London Preppy said...

chabang: You're obviously a gourmet in paper eating - Bounty is the caviar in this category. Thanks for the tip!

pete: Well, you know, "allegedly", I can't promise anything.

A cook book for toilet roll sounds like an idea with huge commercial appeal. Maybe I'll write a blog about that.

Bobby Vanquish said...

Are you mad?
You can swim and chose to do rowing instead of waterpolo. In our school the first polo team were always MUCH hotter than the rowers. Except they always had long toe-nails.

And also in polo you can't make silly gayish jokes about guys stroking the cox or "listen to the mouth going on that cox" etc.

Tim in Italy said...

Now, if you coated the Bounty with a thin chocolate covering...

chabang said...

i've been experimenting - if you put a sheet of bounty in the toaster, chop up, sprinkle with chease et voila - nacho's anyone?

k4 said...

I rarely have the patience to sit down and read blogs because a lot of the time they are too long, ranty, and boring. On the other hand, yours is a breeze to endure. Keep up the good work!

Knight said...

Ian is retired now and he has a line of Oxygen underwear here in Oz.Perhaps he should come out with edible ones,that would sell faster than toilet rolls?

Danny Edwards said...

Hey Londonpreppy,

I found your blog last night, and have been enjoying reading it over the last day.

Two things leap to mind immediately after digesting some of the blog, and they are not intended as insults, just observations, although I suppose they could be construed either way. In any case there is no malice intended, just adding to the whole narrative 2-way street that blogs are so good at providing. After all, I don't know you.

(a) You mention several times how you wish to be anonymous, and even go to the trouble of blacking out your face in the images you post, but then provide enough detail in other posts "I was in this magazine, with these friends, at this club, who were doing this" that anyone with 5 mins spare would be able to find a complete photo of you. I'm not from London, and am only just now becoming familiar with the gay press, and clubs, and it took only a couple of minutes. I'm sure you realise this, at least on some level.

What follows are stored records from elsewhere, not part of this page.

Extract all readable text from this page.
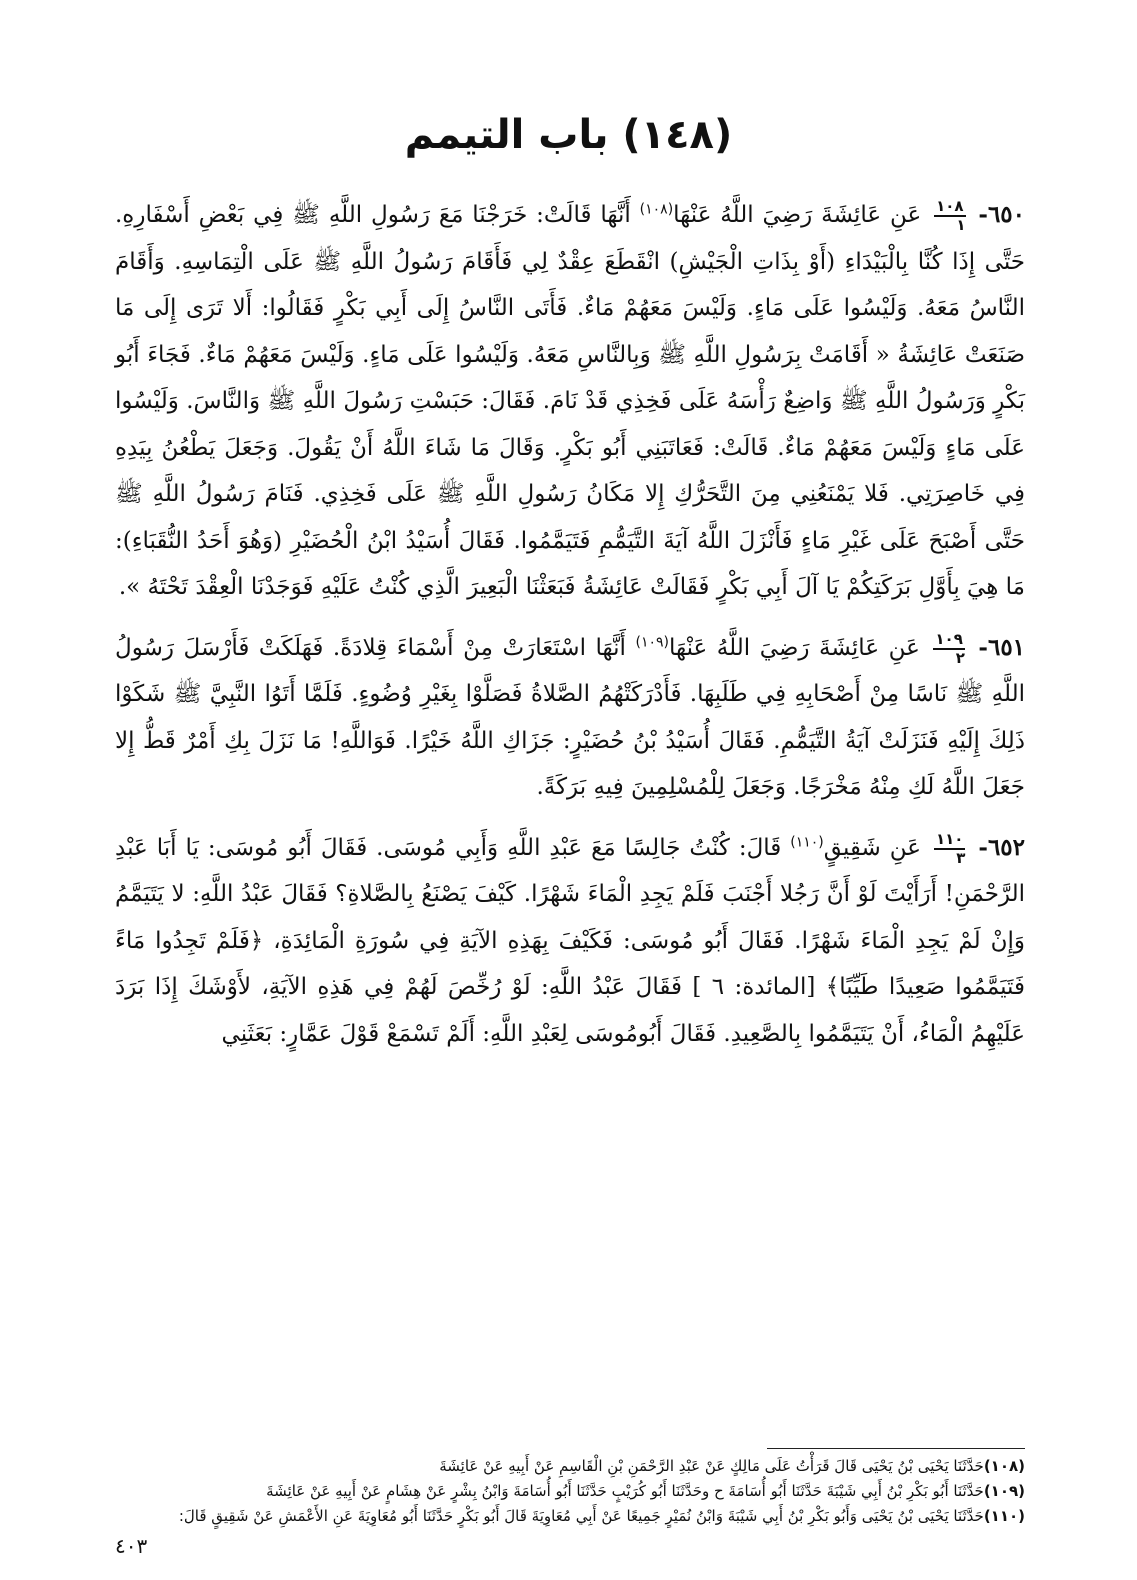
(١٤٨) باب التيمم

٦٥٠-
$\frac{١٠٨}{١}$
عَنِ عَائِشَةَ رَضِيَ اللَّهُ عَنْهَا$^{(١٠٨)}$ أَنَّهَا قَالَتْ: خَرَجْنَا مَعَ رَسُولِ اللَّهِ ﷺ فِي بَعْضِ أَسْفَارِهِ. حَتَّى إِذَا كُنَّا بِالْبَيْدَاءِ (أَوْ بِذَاتِ الْجَيْشِ) انْقَطَعَ عِقْدٌ لِي فَأَقَامَ رَسُولُ اللَّهِ ﷺ عَلَى الْتِمَاسِهِ. وَأَقَامَ النَّاسُ مَعَهُ. وَلَيْسُوا عَلَى مَاءٍ. وَلَيْسَ مَعَهُمْ مَاءٌ. فَأَتَى النَّاسُ إِلَى أَبِي بَكْرٍ فَقَالُوا: أَلا تَرَى إِلَى مَا صَنَعَتْ عَائِشَةُ « أَقَامَتْ بِرَسُولِ اللَّهِ ﷺ وَبِالنَّاسِ مَعَهُ. وَلَيْسُوا عَلَى مَاءٍ. وَلَيْسَ مَعَهُمْ مَاءٌ. فَجَاءَ أَبُو بَكْرٍ وَرَسُولُ اللَّهِ ﷺ وَاضِعٌ رَأْسَهُ عَلَى فَخِذِي قَدْ نَامَ. فَقَالَ: حَبَسْتِ رَسُولَ اللَّهِ ﷺ وَالنَّاسَ. وَلَيْسُوا عَلَى مَاءٍ وَلَيْسَ مَعَهُمْ مَاءٌ. قَالَتْ: فَعَاتَبَنِي أَبُو بَكْرٍ. وَقَالَ مَا شَاءَ اللَّهُ أَنْ يَقُولَ. وَجَعَلَ يَطْعُنُ بِيَدِهِ فِي خَاصِرَتِي. فَلا يَمْنَعُنِي مِنَ التَّحَرُّكِ إِلا مَكَانُ رَسُولِ اللَّهِ ﷺ عَلَى فَخِذِي. فَنَامَ رَسُولُ اللَّهِ ﷺ حَتَّى أَصْبَحَ عَلَى غَيْرِ مَاءٍ فَأَنْزَلَ اللَّهُ آيَةَ التَّيَمُّمِ فَتَيَمَّمُوا. فَقَالَ أُسَيْدُ ابْنُ الْحُضَيْرِ (وَهُوَ أَحَدُ النُّقَبَاءِ): مَا هِيَ بِأَوَّلِ بَرَكَتِكُمْ يَا آلَ أَبِي بَكْرٍ فَقَالَتْ عَائِشَةُ فَبَعَثْنَا الْبَعِيرَ الَّذِي كُنْتُ عَلَيْهِ فَوَجَدْنَا الْعِقْدَ تَحْتَهُ ».

٦٥١-
$\frac{١٠٩}{٢}$
عَنِ عَائِشَةَ رَضِيَ اللَّهُ عَنْهَا$^{(١٠٩)}$ أَنَّهَا اسْتَعَارَتْ مِنْ أَسْمَاءَ قِلادَةً. فَهَلَكَتْ فَأَرْسَلَ رَسُولُ اللَّهِ ﷺ نَاسًا مِنْ أَصْحَابِهِ فِي طَلَبِهَا. فَأَدْرَكَتْهُمُ الصَّلاةُ فَصَلَّوْا بِغَيْرِ وُضُوءٍ. فَلَمَّا أَتَوُا النَّبِيَّ ﷺ شَكَوْا ذَلِكَ إِلَيْهِ فَنَزَلَتْ آيَةُ التَّيَمُّمِ. فَقَالَ أُسَيْدُ بْنُ حُضَيْرٍ: جَزَاكِ اللَّهُ خَيْرًا. فَوَاللَّهِ! مَا نَزَلَ بِكِ أَمْرٌ قَطُّ إِلا جَعَلَ اللَّهُ لَكِ مِنْهُ مَخْرَجًا. وَجَعَلَ لِلْمُسْلِمِينَ فِيهِ بَرَكَةً.

٦٥٢-
$\frac{١١٠}{٣}$
عَنِ شَقِيقٍ$^{(١١٠)}$ قَالَ: كُنْتُ جَالِسًا مَعَ عَبْدِ اللَّهِ وَأَبِي مُوسَى. فَقَالَ أَبُو مُوسَى: يَا أَبَا عَبْدِ الرَّحْمَنِ! أَرَأَيْتَ لَوْ أَنَّ رَجُلا أَجْنَبَ فَلَمْ يَجِدِ الْمَاءَ شَهْرًا. كَيْفَ يَصْنَعُ بِالصَّلاةِ؟ فَقَالَ عَبْدُ اللَّهِ: لا يَتَيَمَّمُ وَإِنْ لَمْ يَجِدِ الْمَاءَ شَهْرًا. فَقَالَ أَبُو مُوسَى: فَكَيْفَ بِهَذِهِ الآيَةِ فِي سُورَةِ الْمَائِدَةِ، ﴿فَلَمْ تَجِدُوا مَاءً فَتَيَمَّمُوا صَعِيدًا طَيِّبًا﴾ [المائدة: ٦ ] فَقَالَ عَبْدُ اللَّهِ: لَوْ رُخِّصَ لَهُمْ فِي هَذِهِ الآيَةِ، لأَوْشَكَ إِذَا بَرَدَ عَلَيْهِمُ الْمَاءُ، أَنْ يَتَيَمَّمُوا بِالصَّعِيدِ. فَقَالَ أَبُومُوسَى لِعَبْدِ اللَّهِ: أَلَمْ تَسْمَعْ قَوْلَ عَمَّارٍ: بَعَثَنِي

(١٠٨)حَدَّثَنَا يَحْيَى بْنُ يَحْيَى قَالَ قَرَأْتُ عَلَى مَالِكٍ عَنْ عَبْدِ الرَّحْمَنِ بْنِ الْقَاسِمِ عَنْ أَبِيهِ عَنْ عَائِشَةَ

(١٠٩)حَدَّثَنَا أَبُو بَكْرِ بْنُ أَبِي شَيْبَةَ حَدَّثَنَا أَبُو أُسَامَةَ ح وحَدَّثَنَا أَبُو كُرَيْبٍ حَدَّثَنَا أَبُو أُسَامَةَ وَابْنُ بِشْرٍ عَنْ هِشَامٍ عَنْ أَبِيهِ عَنْ عَائِشَةَ

(١١٠)حَدَّثَنَا يَحْيَى بْنُ يَحْيَى وَأَبُو بَكْرِ بْنُ أَبِي شَيْبَةَ وَابْنُ نُمَيْرٍ جَمِيعًا عَنْ أَبِي مُعَاوِيَةَ قَالَ أَبُو بَكْرٍ حَدَّثَنَا أَبُو مُعَاوِيَةَ عَنِ الأَعْمَشِ عَنْ شَقِيقٍ قَالَ:

٤٠٣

(b) Your writing style is almost exactly like Bret's own. I'm almost postively sure this is intentional on your part however, so this isn't a criticism, and I actually enjoy the juxtaposition - as who else would Patrick Bateman be in 2007 than a professional gym-going, gucci-buying, solarium-indulging ipod-wearing club-attending gay man? Who said the 80's were over? Genius.

Ben said...

Just discovered your blog. Read a couple of others, like "Gay Banker". Yours is making me chuckle so much and I just love this post.
There are a few standard gay blogs out there of twenty-something gay guys in london but yours beats the rest for its sharpness and what often seems like unintended humour.
Really great, keep it up. And keep sending ridiculous, bitchy emails to ridiculous, bitchy brands.

B said...

Sorry that comment was meant for your blog about A & F, not this one.